I used the average daily temperature in the charts above. However, there’s something more appropriate called degree daysdegré jour unifié in French. It basically sums up the hourly temperature differences with a reference temperature. I considered a reference temperature of 18°C. I also only counted heating degree days:

$$\sum_{h=1}^{24} max(0, 18 - t_h)$$

Heating degree days provide a better summary of the temperature profile throughout a day. They give a more faithful idea of the effort the radiator has to make to keep the temperature level.

In order to make the model interpretable, I transformed the n_guests and n_hosts variables into n_people and is_guest variables. This way, the regression model should determine the impact of the number of people in the flat, as well as the effect of those people being guests and not hosts.

I also thought it would be interesting to add an is_weekend variable in the mix. Indeed, when my SO and I are in the flat, one of us usually works from the flat during the week, while we don’t spend much time there on weekends.

                    OLS Regression Results
=============================================================
Target variable: kilowatt-hour    Adjusted R-squared: 0.844

=============================================================
coef   std err         t     P>|t|
-------------------------------------------------------------
is_weekend            -1.5339     0.435    -3.527     0.000
n_people               2.4652     0.331     7.455     0.000
is_guest               1.7145     0.451     3.798     0.000
heating_degree_days    0.0405     0.001    27.288     0.000


I ran a vanilla linear regression with statsmodel. The adjusted $R^2$ is 0.843, which is good enough to interpret the model. Moreover, all the regression coefficients appear to be significant. An interesting observation is that using the temperature variable instead of heating_degree_days leads to an ajusted $R^2$ of 0.578, which is significantly worse.

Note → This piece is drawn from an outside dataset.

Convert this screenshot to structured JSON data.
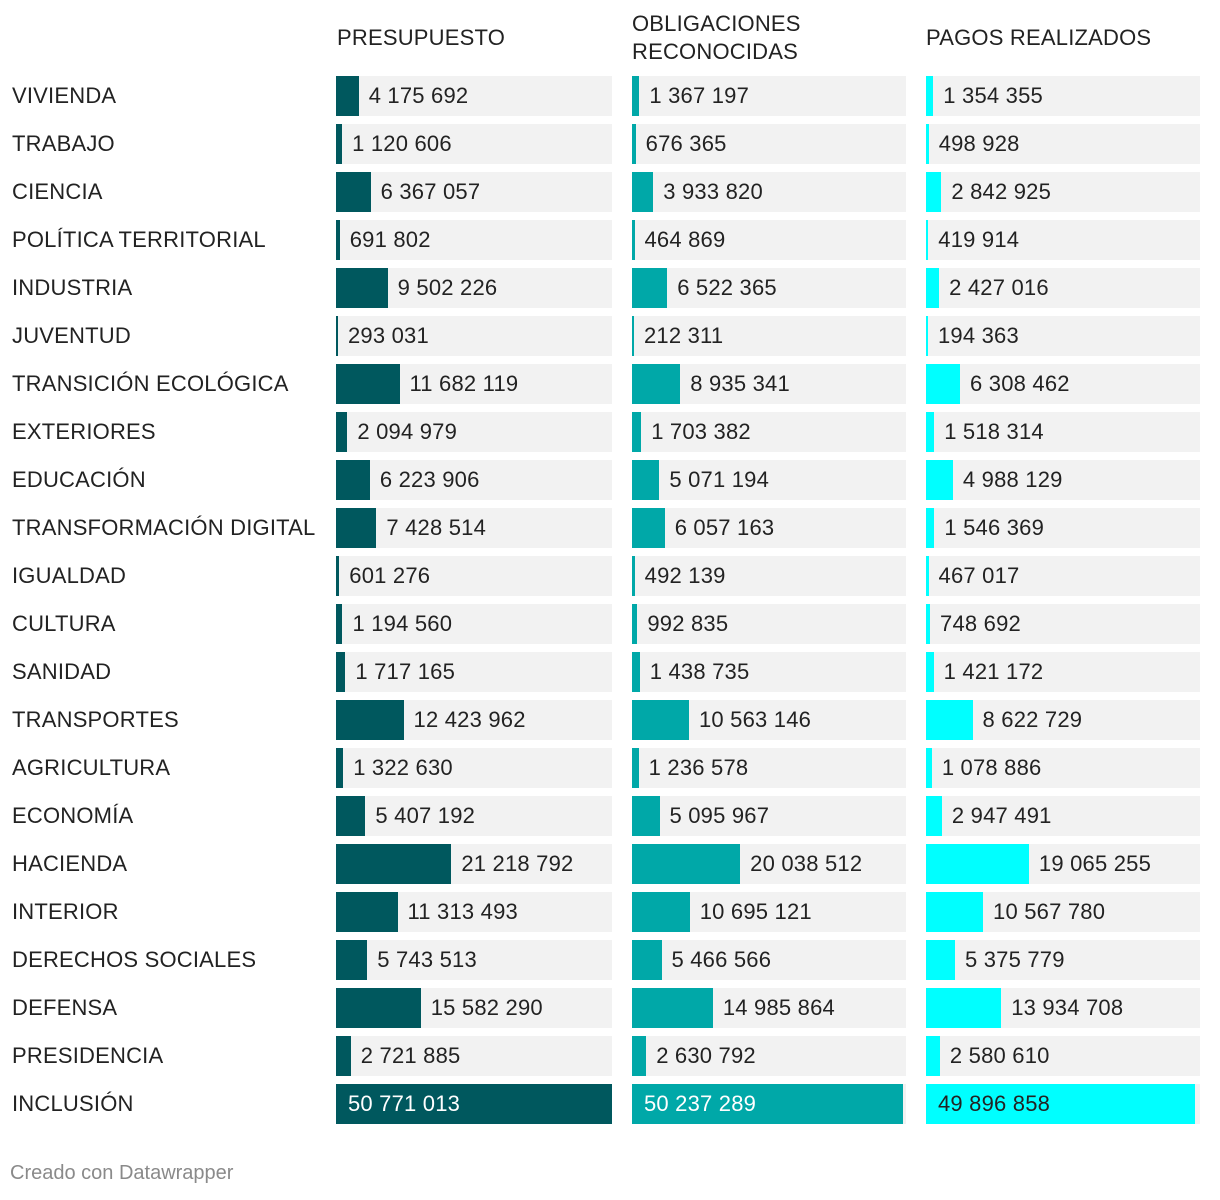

Positive coefficients linear regression are indicative of a variable being positively correlated with the target. In this case, the number of people, the fact that those people are guests, and the number of heating degree days are all positively correlated with the amount of kWh. Meanwhile, the weekend indicator is negatively correlated with the latter.

As a reminder, the interpretation of these coefficients is that if you hold everything else in the model constant, and add 1 to n_people, then the estimated kilowatt-hour will decrease by 2.46. Note that the coefficient depends on the units in which altitude is measured. Indeed, the heating_degree_days variable oscillates around 250 in Winter, which is why the heating_degree_days coefficient feels low. One way to interpret the heating_degree_days coefficient is that the temperature drops by 1°C, the necessary energy goes up by 24 * 0.0405 = 0.972 kWh.

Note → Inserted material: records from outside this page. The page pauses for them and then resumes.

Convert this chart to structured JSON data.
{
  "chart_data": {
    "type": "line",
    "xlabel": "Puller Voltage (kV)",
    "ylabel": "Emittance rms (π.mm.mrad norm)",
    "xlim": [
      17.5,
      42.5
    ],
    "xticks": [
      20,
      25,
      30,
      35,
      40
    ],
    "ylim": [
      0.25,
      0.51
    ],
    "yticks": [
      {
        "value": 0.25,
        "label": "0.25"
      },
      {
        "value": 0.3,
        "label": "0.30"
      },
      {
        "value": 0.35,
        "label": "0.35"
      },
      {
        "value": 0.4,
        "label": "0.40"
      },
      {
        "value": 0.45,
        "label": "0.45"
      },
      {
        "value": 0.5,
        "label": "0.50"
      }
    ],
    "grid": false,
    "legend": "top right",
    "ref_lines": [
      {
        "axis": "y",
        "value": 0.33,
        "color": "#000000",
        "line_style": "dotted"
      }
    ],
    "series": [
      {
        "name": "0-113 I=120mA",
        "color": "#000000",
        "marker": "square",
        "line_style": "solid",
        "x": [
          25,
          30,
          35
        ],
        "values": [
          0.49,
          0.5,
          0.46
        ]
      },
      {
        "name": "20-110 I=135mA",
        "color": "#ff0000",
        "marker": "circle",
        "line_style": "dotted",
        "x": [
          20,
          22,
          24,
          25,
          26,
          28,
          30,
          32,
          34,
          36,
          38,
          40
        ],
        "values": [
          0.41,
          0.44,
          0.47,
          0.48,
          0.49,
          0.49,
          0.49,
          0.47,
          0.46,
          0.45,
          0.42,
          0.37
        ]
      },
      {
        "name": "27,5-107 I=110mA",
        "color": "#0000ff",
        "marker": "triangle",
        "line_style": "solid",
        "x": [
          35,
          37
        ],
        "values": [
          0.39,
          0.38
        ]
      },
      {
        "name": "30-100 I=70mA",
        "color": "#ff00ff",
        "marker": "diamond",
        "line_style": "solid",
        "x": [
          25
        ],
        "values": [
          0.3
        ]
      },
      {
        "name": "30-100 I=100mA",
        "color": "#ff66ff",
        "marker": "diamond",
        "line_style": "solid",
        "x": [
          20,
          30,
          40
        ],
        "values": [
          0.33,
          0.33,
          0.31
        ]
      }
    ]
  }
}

We can see that each additional person in the flat roughly adds 2.5kWh. Moreover, it’s quite clear that there is a “guest effect”. I wouldn’t say the effect is huge, but it exists. This confirms what we noticed on the charts above.

## Possible next steps

I’ve dumped the code I used to build the dataset and model it here. I’ve also placed the code for making the charts with Observable here. There’s no reason why this work couldn’t be reproduced for other Airbnb hosts. In fact, the ideal thing to do would be to build a no-code app where Airbnb hosts upload the necessary files. The charts and analysis could all be automated.

The results of this blog post definitely can’t be extrapolated just yet. But if it were possible to collect this data for several hosts, it might be possible to confirm this pattern of guests being more energy wasteful than their hosts.

If there really were a proven effect, it would be interesting to list possible remedies. It might be possible to educate guests in order to remind them to be mindful. There are also several ways to limit the maximum usage of radiators and other appliances. I’m sure Airbnb could have a lot of impact here.